If You Can’t Do the Time, Don’t Steal the Swine

A wave large ripple of hog-related crime has swept across the nation (and by nation I mean parts of the upper midwest).

The New York Times–which, I swear I read only for the pictures–reported in late September that: “This month, 150 pigs—each one weighing more than an average grown man—disappeared from a farm building in Lafayette [MN] despite deadbolts on its doors. Farther north near Lake Lillian, 594 snorting, squealing hogs disappeared last month, whisked away in the dark.  And in Iowa… pigs have been snatched, 20 or 30 at a time, from as many as eight facilities in the last few weeks… .”

The reason for the thefts? It’s the economy stupid.  Well, the economy and the commodities market.  Certainly the economy has some folks desperate to earn a buck, and hog prices are at near record highs.  The difficulty of securing and even keeping up with the thousands of hogs on an average industrial hog farm may be contributing factors.

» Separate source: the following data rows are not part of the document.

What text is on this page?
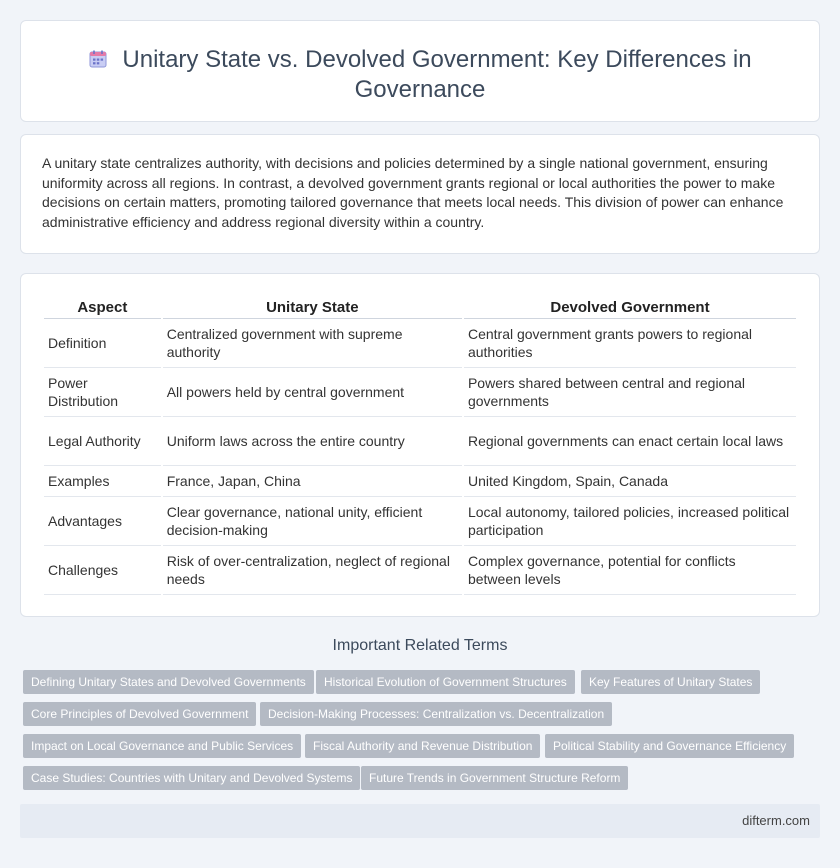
Unitary State vs. Devolved Government: Key Differences in Governance

A unitary state centralizes authority, with decisions and policies determined by a single national government, ensuring uniformity across all regions. In contrast, a devolved government grants regional or local authorities the power to make decisions on certain matters, promoting tailored governance that meets local needs. This division of power can enhance administrative efficiency and address regional diversity within a country.

Aspect	Unitary State	Devolved Government
Definition	Centralized government with supreme authority	Central government grants powers to regional authorities
Power Distribution	All powers held by central government	Powers shared between central and regional governments
Legal Authority	Uniform laws across the entire country	Regional governments can enact certain local laws
Examples	France, Japan, China	United Kingdom, Spain, Canada
Advantages	Clear governance, national unity, efficient decision-making	Local autonomy, tailored policies, increased political participation
Challenges	Risk of over-centralization, neglect of regional needs	Complex governance, potential for conflicts between levels
Important Related Terms
Defining Unitary States and Devolved Governments	Historical Evolution of Government Structures	Key Features of Unitary States
Core Principles of Devolved Government	Decision-Making Processes: Centralization vs. Decentralization
Impact on Local Governance and Public Services	Fiscal Authority and Revenue Distribution	Political Stability and Governance Efficiency
Case Studies: Countries with Unitary and Devolved Systems	Future Trends in Government Structure Reform
difterm.com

You may wonder, where does one sell a “hot” hog?  The answer remains a mystery but if you drop by your local pawn shop and see a 200 pound hog behind the counter, I recommend calling 9-1-1.

Oh, and I should add that my favorite part of the New York Times article is this correction:  “An earlier version of this article incorrectly quoted Ryan Bode of Rebco Pork. Commenting on 150 missing pigs, he said, ‘My guess is that they’re bacon and pork chops already,’ not ‘baking in pork chops.'”  Only a New York Times reporter would say something as silly as “baking in pork chops.”  C’mon people, get it together.